I have a fair number of boats in my fleet, and some are getting on in years. The oldest of the ones I’ve built is a Chamberlain gunning dory my father commissioned in 1980. The oldest of them all is an English river wherry bearing an oval brass plate that reads: T. Cooper & Sons of Shrewsbury, Boatbuilders, Shrewsbury. Dad acquired it perhaps 40 years ago and believed it was built around 1890.
Dad may have told me where he found the wherry, but I can’t recall that detail; at the time it was just another boat in a garage crowded with racing shells and I didn’t pay much attention to any of them. As I remember the boat when he brought it home, it was entirely gray with dust and weathering. Whatever differences there were in the woods used for planking, thwarts, transom, and the rest were masked with age. It seemed that Dad might sand all the way through a piece without finding a trace of color or a whiff of fragrance that would indicate whether it was cedar, mahogany, or oak.

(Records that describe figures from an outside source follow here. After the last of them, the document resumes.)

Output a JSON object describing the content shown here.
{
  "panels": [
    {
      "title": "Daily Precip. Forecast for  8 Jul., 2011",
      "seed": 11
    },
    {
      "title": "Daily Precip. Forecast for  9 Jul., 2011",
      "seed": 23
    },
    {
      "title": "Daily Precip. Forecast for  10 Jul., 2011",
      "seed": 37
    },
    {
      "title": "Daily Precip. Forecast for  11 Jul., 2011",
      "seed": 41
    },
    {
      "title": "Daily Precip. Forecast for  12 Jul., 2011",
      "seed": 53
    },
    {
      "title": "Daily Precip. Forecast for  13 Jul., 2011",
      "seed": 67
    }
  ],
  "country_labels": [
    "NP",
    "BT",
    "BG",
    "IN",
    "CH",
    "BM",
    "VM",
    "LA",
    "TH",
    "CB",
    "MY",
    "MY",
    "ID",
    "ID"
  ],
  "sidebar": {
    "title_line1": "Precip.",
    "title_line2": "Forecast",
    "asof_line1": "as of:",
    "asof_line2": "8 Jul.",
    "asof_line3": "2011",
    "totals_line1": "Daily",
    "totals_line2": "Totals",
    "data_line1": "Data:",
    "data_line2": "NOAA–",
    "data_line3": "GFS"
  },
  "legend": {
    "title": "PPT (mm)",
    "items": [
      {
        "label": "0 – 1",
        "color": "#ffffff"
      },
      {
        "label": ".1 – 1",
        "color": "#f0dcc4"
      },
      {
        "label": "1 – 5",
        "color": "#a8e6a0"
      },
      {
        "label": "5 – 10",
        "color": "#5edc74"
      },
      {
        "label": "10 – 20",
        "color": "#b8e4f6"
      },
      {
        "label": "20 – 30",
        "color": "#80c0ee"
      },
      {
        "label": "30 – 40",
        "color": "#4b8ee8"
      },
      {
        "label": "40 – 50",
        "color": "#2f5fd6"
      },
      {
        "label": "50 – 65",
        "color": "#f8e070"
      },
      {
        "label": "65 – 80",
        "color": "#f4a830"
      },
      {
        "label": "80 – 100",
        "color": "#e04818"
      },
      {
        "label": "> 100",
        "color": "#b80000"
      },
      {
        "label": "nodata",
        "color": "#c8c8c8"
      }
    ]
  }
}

Years passed before Dad got around to restoring the boat, and sanding and varnish did bring out the colors of the wood, but there was no hiding the boat’s age. While some of the mahogany beamed with a coppery glow that had been dimmed for decades, all of the wood was mottled with the dark age spots befitting a supercentenarian. The passenger-seat backrest bore the scars where the tiller lines cut grooves in two clusters, separated by the shoulder widths of the people who once sat there.

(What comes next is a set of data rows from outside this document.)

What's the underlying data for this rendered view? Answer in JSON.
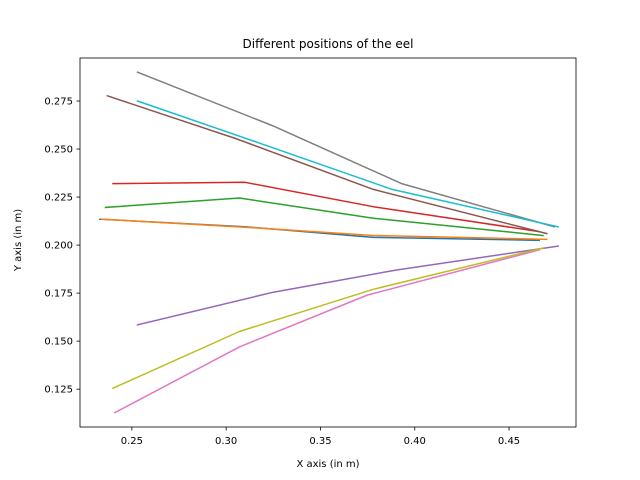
{
  "chart_data": {
    "type": "line",
    "title": "Different positions of the eel",
    "xlabel": "X axis (in m)",
    "ylabel": "Y axis (in m)",
    "xlim": [
      0.2225,
      0.4855
    ],
    "ylim": [
      0.1053,
      0.2974
    ],
    "xticks": [
      0.25,
      0.3,
      0.35,
      0.4,
      0.45
    ],
    "xtick_labels": [
      "0.25",
      "0.30",
      "0.35",
      "0.40",
      "0.45"
    ],
    "yticks": [
      0.125,
      0.15,
      0.175,
      0.2,
      0.225,
      0.25,
      0.275
    ],
    "ytick_labels": [
      "0.125",
      "0.150",
      "0.175",
      "0.200",
      "0.225",
      "0.250",
      "0.275"
    ],
    "grid": false,
    "legend": "none",
    "series": [
      {
        "color": "#1f77b4",
        "x": [
          0.233,
          0.31,
          0.378,
          0.466
        ],
        "y": [
          0.2135,
          0.2095,
          0.204,
          0.2025
        ]
      },
      {
        "color": "#ff7f0e",
        "x": [
          0.234,
          0.31,
          0.378,
          0.47
        ],
        "y": [
          0.2135,
          0.2093,
          0.205,
          0.203
        ]
      },
      {
        "color": "#2ca02c",
        "x": [
          0.236,
          0.307,
          0.378,
          0.468
        ],
        "y": [
          0.2196,
          0.2245,
          0.214,
          0.205
        ]
      },
      {
        "color": "#d62728",
        "x": [
          0.24,
          0.31,
          0.378,
          0.466
        ],
        "y": [
          0.232,
          0.2327,
          0.22,
          0.207
        ]
      },
      {
        "color": "#9467bd",
        "x": [
          0.253,
          0.325,
          0.39,
          0.476
        ],
        "y": [
          0.1585,
          0.1755,
          0.187,
          0.1995
        ]
      },
      {
        "color": "#8c564b",
        "x": [
          0.237,
          0.305,
          0.378,
          0.47
        ],
        "y": [
          0.2777,
          0.2555,
          0.229,
          0.206
        ]
      },
      {
        "color": "#e377c2",
        "x": [
          0.241,
          0.307,
          0.375,
          0.466
        ],
        "y": [
          0.1128,
          0.147,
          0.174,
          0.1975
        ]
      },
      {
        "color": "#7f7f7f",
        "x": [
          0.253,
          0.325,
          0.393,
          0.474
        ],
        "y": [
          0.29,
          0.262,
          0.232,
          0.2095
        ]
      },
      {
        "color": "#bcbd22",
        "x": [
          0.24,
          0.307,
          0.378,
          0.468
        ],
        "y": [
          0.1255,
          0.155,
          0.177,
          0.1985
        ]
      },
      {
        "color": "#17becf",
        "x": [
          0.253,
          0.318,
          0.388,
          0.476
        ],
        "y": [
          0.275,
          0.253,
          0.229,
          0.2095
        ]
      }
    ]
  }
}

It was important to Dad to make the boat serviceable again rather than just clean it up for display, and, remarkably, all that was required was sistering the frames by the oarlocks and adding an extra floor amidships. The rest of the boat just needed varnish and paint. Dad painted the hull dark green and later blue with a white sheer, the colors of the Lake Washington Rowing Club, where he coached crews and kept racing shells in working order.
Dad kept the wherry at the club’s shellhouse and for special occasions the wherry would be carried to the dock and left in the water for a few days to give the seams of the lapstrake hull time to take up. I rowed the wherry on two of those special occasions, both in the months that followed my father’s passing in 2013. The first was a loop of Lake Union, rowing as a memorial to him with a fleet of club boats and rowers. The following May, the wherry was one of the three boats at the head of a parade for the opening of Seattle’s boating season; I rowed beneath a fluttering blue banner bearing Dad’s name. Since then, I’ve taken the boat out of storage a few times and rowed it in the protected waters of the ship canal next to the club.

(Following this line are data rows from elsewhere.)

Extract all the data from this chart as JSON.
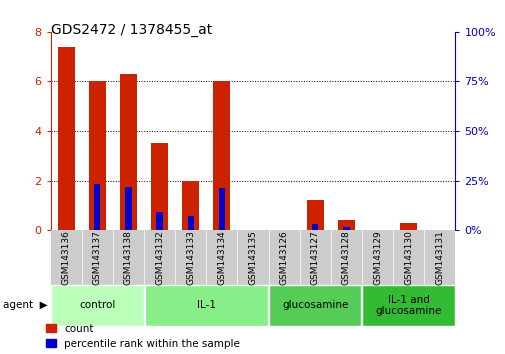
{
  "title": "GDS2472 / 1378455_at",
  "samples": [
    "GSM143136",
    "GSM143137",
    "GSM143138",
    "GSM143132",
    "GSM143133",
    "GSM143134",
    "GSM143135",
    "GSM143126",
    "GSM143127",
    "GSM143128",
    "GSM143129",
    "GSM143130",
    "GSM143131"
  ],
  "count_values": [
    7.4,
    6.0,
    6.3,
    3.5,
    2.0,
    6.0,
    0.0,
    0.0,
    1.2,
    0.4,
    0.0,
    0.3,
    0.0
  ],
  "percentile_values": [
    0.0,
    1.85,
    1.75,
    0.75,
    0.55,
    1.7,
    0.0,
    0.0,
    0.25,
    0.12,
    0.0,
    0.0,
    0.0
  ],
  "groups": [
    {
      "label": "control",
      "indices": [
        0,
        1,
        2
      ],
      "color": "#bbffbb"
    },
    {
      "label": "IL-1",
      "indices": [
        3,
        4,
        5,
        6
      ],
      "color": "#88ee88"
    },
    {
      "label": "glucosamine",
      "indices": [
        7,
        8,
        9
      ],
      "color": "#55cc55"
    },
    {
      "label": "IL-1 and\nglucosamine",
      "indices": [
        10,
        11,
        12
      ],
      "color": "#33bb33"
    }
  ],
  "agent_label": "agent",
  "ylim_left": [
    0,
    8
  ],
  "ylim_right": [
    0,
    100
  ],
  "yticks_left": [
    0,
    2,
    4,
    6,
    8
  ],
  "yticks_right": [
    0,
    25,
    50,
    75,
    100
  ],
  "bar_color_red": "#cc2200",
  "bar_color_blue": "#0000cc",
  "bar_width": 0.55,
  "blue_bar_width": 0.2,
  "legend_count": "count",
  "legend_percentile": "percentile rank within the sample",
  "background_color": "#ffffff",
  "tick_label_color_left": "#cc2200",
  "tick_label_color_right": "#0000cc",
  "sample_box_color": "#cccccc"
}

As my father did, I consider the wherry a boat to be rowed, not a relic. I think Mr. Cooper and his sons would be pleased that their work has survived for 130 years and the wherry is not idle in some museum, but still in use and rowed by someone who appreciates their craftsmanship and knows how sweetly it moves through the water.
One hundred and thirty years is a long time for a boat to remain in service. Even the first boats I built—the gunning dory, a Marblehead skiff, and a lapstrake Whitehall—have almost a century ahead of them to match the longevity of the Shrewsbury wherry. I think my Whitehall, in particular, has a chance. It is built in much the same way as the Coopers built the wherry, with copper fastenings instead of epoxy, solid wood throughout instead of plywood, and natural crooks for knees and breasthook instead of laminates. When I built the Whitehall, I was just 30 years old and not thinking very far ahead, only doing the best work I could.
Fastened with bronze boat nails to my Whitehall’s transom is an oval of brass with my name and 1983 stamped in it. Will someone a century from now look at that plate and wonder about me as I do about T. Cooper and his sons? Will my boat also convey something about a boatbuilder whose name alone has been carried across time from forgotten generations? While I feel confident that some of the boats I’ve made will outlast me, I’d like to think that a few will survive well beyond that and some of my work will remain after my inevitable erasure from memory.
The Coopers remind me to do good work that lasts. It may be the balm to soothe the sting of mortality.
I had an almost identical skiff. My understanding is that they were designed as pleasure craft for people to rent by the hour. These were usually on boating lakes so that those who could not row were not swept away. Every man then knew that the only form of propulsion was by oar and everyone who hired a boat sort of knew what to do. The fancy seat was so that the girlfriend could go out with you and steer. Hence the rudder lines worn slots. If sand got onto the rudder lines, these would have acted as a kind of saw. (This apparently is the way the Venetians cut stone in the 14th century.) The key to boating was to get away from the omnipresent eye of the chaperone whose job it was that a young woman did not get herself into trouble!
I had the pleasure of rowing my wife and her daughter down the river Nid near Harrogate, England, in a similar boat nearly 26 years ago. It was well-used and was probably quite old. It was a pleasant experience and the boat rowed easily.
The thing about longevity is how well a thing is perceived by future generations. In the case of a boat, even if it’s in rotting condition, will it stir someone enough to want to duplicate it, thus giving it a future life?